Buprenorphine-Naloxone for Opioid Use Disorder: Reduction in Mortality and Increased Remission.

Autor: Paul KK; Department of Emergency Medicine, University of Texas Medical Branch, Galveston, Texas., Frey CG; Department of Emergency Medicine, University of Texas Medical Branch, Galveston, Texas., Troung S; Department of Emergency Medicine, University of Texas Medical Branch, Galveston, Texas., Paglicawan LVQ; Department of Emergency Medicine, University of Texas Medical Branch, Galveston, Texas., Cunningham KA; Department of Pharmacology and Toxicology, University of Texas Medical Branch, Galveston, Texas., Preston Hill T; Department of Emergency Medicine, University of Texas Medical Branch, Galveston, Texas., Bothwell LG; Department of Emergency Medicine, University of Texas Medical Branch, Galveston, Texas., Golovko G; Department of Pharmacology and Toxicology, University of Texas Medical Branch, Galveston, Texas., Pillay Y; Department of Emergency Medicine, Michigan State University, East Lansing, Michigan., Jehle D; Department of Emergency Medicine, University of Texas Medical Branch, Galveston, Texas.
Jazyk: angličtina
Zdroj: The western journal of emergency medicine [West J Emerg Med] 2024 Nov; Vol. 25 (6), pp. 869-874.
DOI: 10.5811/westjem.18569
Abstrakt: Introduction: As fentanyl has become more readily available, opioid-related morbidity and mortality in the United States has increased dramatically. Preliminary studies suggest that high-affinity, partial mu-opioid receptor agonists such as the combination product buprenorphine-naloxone may reduce mortality from overdose and promote remission. With the escalating prevalence of opioid use disorder (OUD), it is essential to evaluate the effectiveness of opioid agonists like buprenorphine-naloxone. This study examines mortality and remission rates for OUD patients prescribed buprenorphine-naloxone to determine the efficacy of this treatment toward these outcomes.
Methods: We carried out a retrospective analysis using the US Collaborative Network database in TriNetX, examining de-identified medical records from nearly 92 million patients across 56 healthcare organizations. The study spanned the years from January 1, 2017-May 13, 2022. Cohort 1 included OUD patients who began buprenorphine-naloxone treatment within one-year post-diagnosis, while Cohort 2, the control group, consisted of OUD patients who were not administered buprenorphine. The study measured mortality and remission rates within a year of the index event, incorporating propensity score matching for age, gender, and race/ethnicity.

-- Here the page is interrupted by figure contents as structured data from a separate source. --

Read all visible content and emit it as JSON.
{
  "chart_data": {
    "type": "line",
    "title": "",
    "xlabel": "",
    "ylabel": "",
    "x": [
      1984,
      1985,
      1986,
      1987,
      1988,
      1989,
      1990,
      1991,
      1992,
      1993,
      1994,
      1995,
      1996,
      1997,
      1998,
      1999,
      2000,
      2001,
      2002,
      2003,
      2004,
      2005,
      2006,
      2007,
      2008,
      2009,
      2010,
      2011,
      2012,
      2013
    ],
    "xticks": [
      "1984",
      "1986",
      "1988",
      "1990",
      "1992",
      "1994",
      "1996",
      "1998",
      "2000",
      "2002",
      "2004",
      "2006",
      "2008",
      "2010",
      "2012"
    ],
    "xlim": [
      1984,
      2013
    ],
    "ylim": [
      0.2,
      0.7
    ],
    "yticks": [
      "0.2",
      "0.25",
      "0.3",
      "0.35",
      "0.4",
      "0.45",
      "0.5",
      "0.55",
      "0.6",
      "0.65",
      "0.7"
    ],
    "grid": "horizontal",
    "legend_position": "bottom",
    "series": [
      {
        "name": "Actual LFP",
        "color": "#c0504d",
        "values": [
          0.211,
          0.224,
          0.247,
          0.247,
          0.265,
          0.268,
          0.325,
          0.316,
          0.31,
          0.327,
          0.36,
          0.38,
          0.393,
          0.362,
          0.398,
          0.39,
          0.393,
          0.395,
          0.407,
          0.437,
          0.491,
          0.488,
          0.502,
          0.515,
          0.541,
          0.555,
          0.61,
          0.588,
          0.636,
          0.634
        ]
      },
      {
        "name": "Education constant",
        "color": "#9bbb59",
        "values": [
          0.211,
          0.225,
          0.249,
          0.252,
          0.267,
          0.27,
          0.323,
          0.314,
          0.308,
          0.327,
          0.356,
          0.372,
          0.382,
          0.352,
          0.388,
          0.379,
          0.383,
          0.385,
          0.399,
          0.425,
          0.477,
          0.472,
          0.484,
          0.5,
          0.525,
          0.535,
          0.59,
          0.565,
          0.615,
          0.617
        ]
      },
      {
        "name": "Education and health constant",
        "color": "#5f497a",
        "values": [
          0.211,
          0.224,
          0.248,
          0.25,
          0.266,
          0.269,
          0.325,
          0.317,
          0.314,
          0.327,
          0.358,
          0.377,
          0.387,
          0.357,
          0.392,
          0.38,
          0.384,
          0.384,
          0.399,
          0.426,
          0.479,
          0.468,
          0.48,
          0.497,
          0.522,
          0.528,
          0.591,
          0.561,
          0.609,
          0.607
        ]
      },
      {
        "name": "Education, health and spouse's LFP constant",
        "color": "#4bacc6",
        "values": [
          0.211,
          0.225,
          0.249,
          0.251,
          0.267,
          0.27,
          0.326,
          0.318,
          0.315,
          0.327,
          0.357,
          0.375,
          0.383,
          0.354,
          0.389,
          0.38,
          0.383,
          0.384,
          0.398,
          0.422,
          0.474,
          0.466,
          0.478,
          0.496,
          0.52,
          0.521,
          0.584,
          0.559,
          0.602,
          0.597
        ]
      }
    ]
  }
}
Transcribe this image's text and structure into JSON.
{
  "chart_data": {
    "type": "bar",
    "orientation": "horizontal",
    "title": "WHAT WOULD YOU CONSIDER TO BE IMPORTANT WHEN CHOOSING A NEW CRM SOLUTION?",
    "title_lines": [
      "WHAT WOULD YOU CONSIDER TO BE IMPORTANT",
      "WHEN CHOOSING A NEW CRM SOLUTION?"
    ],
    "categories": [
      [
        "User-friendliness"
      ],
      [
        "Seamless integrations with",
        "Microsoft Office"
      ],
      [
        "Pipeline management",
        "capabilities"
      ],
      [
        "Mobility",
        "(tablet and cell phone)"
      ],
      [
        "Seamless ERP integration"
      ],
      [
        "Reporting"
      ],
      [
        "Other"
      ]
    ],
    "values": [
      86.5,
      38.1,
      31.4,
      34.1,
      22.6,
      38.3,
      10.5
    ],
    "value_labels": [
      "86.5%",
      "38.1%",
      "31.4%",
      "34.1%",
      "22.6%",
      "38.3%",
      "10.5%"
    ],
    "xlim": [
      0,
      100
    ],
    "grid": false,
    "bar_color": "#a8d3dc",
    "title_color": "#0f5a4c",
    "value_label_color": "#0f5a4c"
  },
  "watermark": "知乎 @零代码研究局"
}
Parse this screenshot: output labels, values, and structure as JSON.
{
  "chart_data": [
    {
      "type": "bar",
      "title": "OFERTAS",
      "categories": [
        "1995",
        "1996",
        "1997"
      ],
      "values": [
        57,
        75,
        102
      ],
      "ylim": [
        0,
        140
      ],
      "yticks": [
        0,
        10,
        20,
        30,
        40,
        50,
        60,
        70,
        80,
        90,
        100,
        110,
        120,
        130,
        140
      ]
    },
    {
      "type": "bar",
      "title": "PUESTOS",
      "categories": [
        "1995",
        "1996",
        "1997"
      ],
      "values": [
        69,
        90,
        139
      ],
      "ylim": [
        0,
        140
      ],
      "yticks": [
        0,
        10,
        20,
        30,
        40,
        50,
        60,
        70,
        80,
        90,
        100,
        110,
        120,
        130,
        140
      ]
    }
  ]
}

Results: Prior to propensity matching, we identified a total of 221,967 patients with OUD. Following exclusions, 61,656 patients treated with buprenorphine-naloxone showed 34% fewer deaths within one year of diagnosis compared to 159,061 patients who did not receive buprenorphine (2.6% vs 4.0%; relative risk [RR] 0.661; 95% confidence interval [CI] 0.627-0.698; P  < 0.001). The remission rate was approximately 1.9 times higher in the buprenorphine-naloxone group compared to the control group (18.8% vs 10.1%; RR 1.862; 95% CI 1.812-1.914; P  < 0.001). After propensity matching, the effect on mortality decreased but remained statistically significant (2.6% vs 3.0%; RR 0.868; 95% CI 0.813-0.927; P  < 0.001) and the remission rate remained consistent (18.8% vs 10.4%; RR 1.812; 95% CI 1.750-1.876; P  < 0.001). Number needed to treat for benefit was 249 for death and 12 for remission.
Conclusion: Buprenorphine-naloxone was associated with significantly reduced mortality and increased remission rates for patients with opioid use disorder and should be used as a primary treatment. The recognition and implementation of treatment options like buprenorphine-naloxone is vital in alleviating the impact of OUD.
Competing Interests: Conflicts of Interest: By the WestJEM article submission agreement, all authors are required to disclose all affiliations, funding sources and financial or management relationships that could be perceived as potential sources of bias. This research was supported by the Institute for Translational Sciences at The University of Texas Medical Branch, supported in part by a Clinical and Translational Science Award (UL1 TR001439) from the National Center for Advancing Translational Sciences at the National Institutes of Health (NIH). The content is solely the responsibility of the authors and does not necessarily represent the official views of the NIH. There are no other conflicts of interest or sources of funding to declare.